After elementary transformations, look at the number of non-zero strings. Their number is the rank of the matrix. Consider the previous example. It presented 2 matrices: A with elements a11=2, a12=3, a21=1 and a22 =1 and B with elements b11=4, b12=5, b 21=1 and b22=2. We will also use the matrix C obtained as a result of multiplication. If we perform elementary transformations, then there will be no zero rows in the simplified matrices. This means that both the rank of table A, and the rank of table B, and the ranktable C is 2.
Now let's pay special attention to the rank of the product of matrices. There is a theorem that says that the rank of a product of tables containing numeric elements does not exceed the rank of any of the factors. This can be proven. Let A be a k × s matrix and B be an s × m matrix. The product of A and B is equal to C.
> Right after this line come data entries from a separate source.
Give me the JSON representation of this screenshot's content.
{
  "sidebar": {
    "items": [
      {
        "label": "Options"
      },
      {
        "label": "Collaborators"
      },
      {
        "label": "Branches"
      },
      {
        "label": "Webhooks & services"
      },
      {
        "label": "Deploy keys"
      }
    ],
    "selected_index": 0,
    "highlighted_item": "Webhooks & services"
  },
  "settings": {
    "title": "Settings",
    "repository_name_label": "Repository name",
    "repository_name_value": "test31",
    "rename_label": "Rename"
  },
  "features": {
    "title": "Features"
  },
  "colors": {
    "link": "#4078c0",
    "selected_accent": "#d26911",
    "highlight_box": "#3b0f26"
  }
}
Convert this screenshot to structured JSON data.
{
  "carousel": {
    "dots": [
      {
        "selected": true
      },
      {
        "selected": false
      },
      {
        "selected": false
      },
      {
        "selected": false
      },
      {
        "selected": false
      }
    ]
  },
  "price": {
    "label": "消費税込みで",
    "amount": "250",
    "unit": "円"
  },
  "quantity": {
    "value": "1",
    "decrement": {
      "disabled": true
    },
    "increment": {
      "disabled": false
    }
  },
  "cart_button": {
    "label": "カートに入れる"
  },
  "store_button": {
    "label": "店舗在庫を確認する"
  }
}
Let's study the picture above. It shows the first column of matrix C and its simplified notation. This column is a linear combination of the columns included in the matrix A. Similarly, we can say about any other column from the rectangular array C. Thus, the subspace formed by the column vectors of the table C is in the subspace formed by the column vectors of the table A. By this Therefore, the dimension of subspace No. 1 does not exceed the dimension of subspace No. 2. This implies that the rank in columns of table C does not exceed the rank in columns of table A, i.e., r(C) ≦ r(A). If we argue in a similar way, then we can make sure that the rows of the matrix C are linear combinations of the rows of the matrix B. This implies the inequality r(C) ≦ r(B).
How to find the product of matrices is a rather complicated topic. It can be easily mastered, but to achieve such a result, you will have to spend a lot of time memorizing all the existing rules and theorems.